Conservation Officer Dan Bartol was optimistic when he was first called to check on a bear hanging around the southeast side of town on Monday afternoon. Initially exhibiting natural behaviour, the bear was eating berries and then wandered off.
But later in the evening the same bear was reported to be eating garbage, and it became evident that it was already habituated to unnatural food sources.
“We were watching him in the afternoon for more than 20 minutes, he was just eating berries, paying no attention to the people walking by. He displayed no aggression whatsoever,” said Bartol. “It was clear he wouldn’t be a threat, so we left. We didn’t want to do anything to discourage him from the natural behaviours he was exhibiting.”
Unfortunately that behaviour changed when the bear found access to garbage that was not secured properly. A garbage bin with garbage in it was in front of a resident’s garage, and was then dragged over two yards before the bear took some up a tree.
“Once he discovered garbage as a food source, he was no longer a candidate for relocation,” he said.

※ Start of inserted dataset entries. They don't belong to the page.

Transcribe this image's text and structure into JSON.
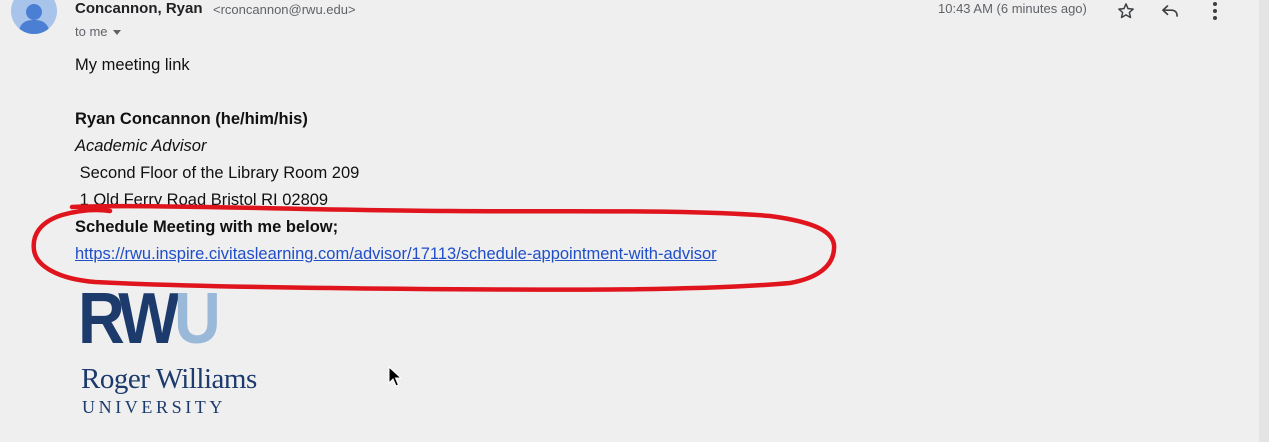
{
  "sender": {
    "name": "Concannon, Ryan",
    "email": "<rconcannon@rwu.edu>",
    "recipient": "to me",
    "timestamp": "10:43 AM (6 minutes ago)"
  },
  "actions": {
    "star_icon": "star-icon",
    "reply_icon": "reply-icon",
    "more_icon": "more-vert-icon"
  },
  "message": {
    "intro": "My meeting link",
    "signature": {
      "name": "Ryan Concannon (he/him/his)",
      "title": "Academic Advisor",
      "address_line1": " Second Floor of the Library Room 209",
      "address_line2": " 1 Old Ferry Road Bristol RI 02809",
      "schedule_heading": "Schedule Meeting with me below;",
      "schedule_link": "https://rwu.inspire.civitaslearning.com/advisor/17113/schedule-appointment-with-advisor"
    }
  },
  "logo": {
    "letters_main": "RW",
    "letters_accent": "U",
    "name": "Roger Williams",
    "subtitle": "UNIVERSITY"
  },
  "colors": {
    "background": "#efefef",
    "link": "#1f4ec7",
    "annotation": "#e0141c",
    "logo_navy": "#1c3b6c",
    "logo_light": "#9ab8d8",
    "avatar": "#a9c4ea"
  }
}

Bartol decided the only course of action was to sedate the bear, then euthanize it out of town.
He estimates the age of the bear to be around three years, which tends to be the most problematic age in regards to human conflict.

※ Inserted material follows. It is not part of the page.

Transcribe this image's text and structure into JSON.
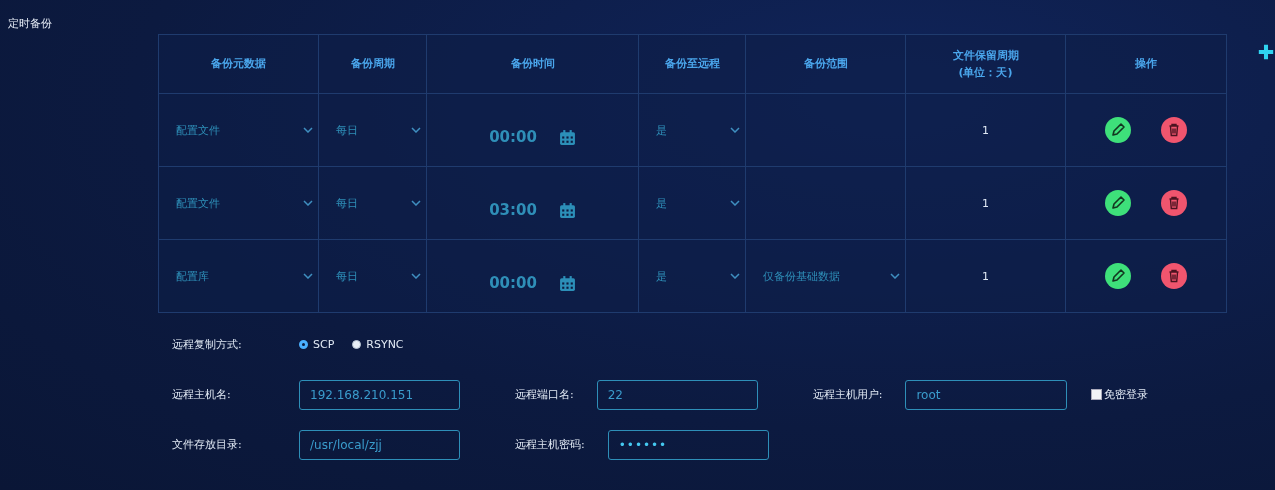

“This bear was likely on its own for the first time,” said Bartol. “He started off finding a natural food source, but unfortunately he got a fast food reward.”
Bartol was confident that if an easy food source like garbage had not been available, the bear would have moved on and continued eating natural food.
A violation ticket in the amount of $230 was issued to the resident whose garbage was improperly secured. Bartol says the resident was remorseful, and very understanding of the fact that he had made a mistake.
“I take no pleasure in handing out tickets…and I certainly don’t take any pleasure in a bear being destroyed,” said Bartol. “But I’m still seeing too many violations. This definitely could have been avoided.”